The Georgia team's approach relies on a drop of blood, the molecules of which are vaporized and electrified before being subjected to a high-tech analysis called mass spectrometry, as HealthDay notes. The assay did extremely well in initial tests involving 94 subjects, according to the school's statement. In addition to being able to generate results using only a drop of blood serum, the test proved to be 100 percent accurate in distinguishing sera from women with ovarian cancer from normal controls. Furthermore, there were no false positive or false negative results.

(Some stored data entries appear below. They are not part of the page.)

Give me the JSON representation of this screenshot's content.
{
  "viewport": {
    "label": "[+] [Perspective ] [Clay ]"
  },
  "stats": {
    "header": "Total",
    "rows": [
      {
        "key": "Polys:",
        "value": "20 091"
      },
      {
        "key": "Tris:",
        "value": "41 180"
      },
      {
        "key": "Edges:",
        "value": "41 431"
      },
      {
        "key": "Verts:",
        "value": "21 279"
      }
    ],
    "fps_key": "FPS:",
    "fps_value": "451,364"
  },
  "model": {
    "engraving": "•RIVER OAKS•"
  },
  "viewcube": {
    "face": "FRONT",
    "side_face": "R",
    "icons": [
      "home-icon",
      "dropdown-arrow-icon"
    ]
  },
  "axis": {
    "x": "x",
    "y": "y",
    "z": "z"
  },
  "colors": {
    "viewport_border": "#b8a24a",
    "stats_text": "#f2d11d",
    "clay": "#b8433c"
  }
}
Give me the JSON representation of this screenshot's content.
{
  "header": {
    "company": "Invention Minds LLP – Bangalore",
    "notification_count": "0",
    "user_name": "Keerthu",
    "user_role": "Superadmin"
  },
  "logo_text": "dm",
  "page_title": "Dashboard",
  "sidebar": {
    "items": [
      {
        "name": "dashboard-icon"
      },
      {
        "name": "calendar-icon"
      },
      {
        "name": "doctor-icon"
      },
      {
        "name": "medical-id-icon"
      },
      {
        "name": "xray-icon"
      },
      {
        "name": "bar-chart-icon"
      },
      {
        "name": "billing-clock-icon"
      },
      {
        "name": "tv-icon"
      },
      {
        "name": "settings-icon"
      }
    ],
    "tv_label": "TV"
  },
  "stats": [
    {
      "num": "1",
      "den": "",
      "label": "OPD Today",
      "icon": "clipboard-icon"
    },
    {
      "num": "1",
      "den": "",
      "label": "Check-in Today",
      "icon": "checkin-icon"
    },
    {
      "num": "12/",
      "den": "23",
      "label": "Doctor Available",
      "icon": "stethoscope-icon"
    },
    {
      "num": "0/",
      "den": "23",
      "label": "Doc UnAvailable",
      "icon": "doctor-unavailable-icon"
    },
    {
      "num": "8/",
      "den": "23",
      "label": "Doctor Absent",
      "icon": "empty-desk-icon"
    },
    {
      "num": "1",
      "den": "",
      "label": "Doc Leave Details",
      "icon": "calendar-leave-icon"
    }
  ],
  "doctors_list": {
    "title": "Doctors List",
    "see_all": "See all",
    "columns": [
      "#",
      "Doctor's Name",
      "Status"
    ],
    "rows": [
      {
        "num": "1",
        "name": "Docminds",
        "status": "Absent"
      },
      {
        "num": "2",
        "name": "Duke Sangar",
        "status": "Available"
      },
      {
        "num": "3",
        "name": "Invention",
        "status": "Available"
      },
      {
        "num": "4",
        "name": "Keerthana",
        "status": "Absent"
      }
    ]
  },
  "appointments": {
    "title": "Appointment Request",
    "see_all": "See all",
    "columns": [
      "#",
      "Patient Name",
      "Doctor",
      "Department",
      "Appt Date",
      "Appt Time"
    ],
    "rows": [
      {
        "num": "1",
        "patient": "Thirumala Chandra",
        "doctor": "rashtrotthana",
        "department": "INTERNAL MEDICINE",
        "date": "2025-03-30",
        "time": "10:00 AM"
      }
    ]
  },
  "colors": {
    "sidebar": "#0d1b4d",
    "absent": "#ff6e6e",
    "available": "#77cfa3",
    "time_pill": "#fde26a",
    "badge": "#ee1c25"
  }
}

McDonald acknowledges that there are few patient samples and more study is needed. In addition, most of the samples came from patients in the later stages of the disease. "Clinically, a technique that distinguishes late-stage cancer from controls is not that useful," notes Emanuel Petricoin, co-director of the Center for Applied Proteomics and Molecular Medicine at George Mason University, who was not involved in the study. Petricoin adds that a more immediate application may be in tests for women with an elevated risk of developing ovarian cancer or for cancer recurrence in women who have already undergone treatment, according to Scientific American.
But McDonald's team remains hopeful and wants to determine whether this technique distinguishes between ovarian and other types of malignancies. "We're running pancreatic and lung cancer samples now," he says, according to Scientific American. Results of the study can be found online in the journal Cancer Epidemiology, Biomarkers & Prevention Research.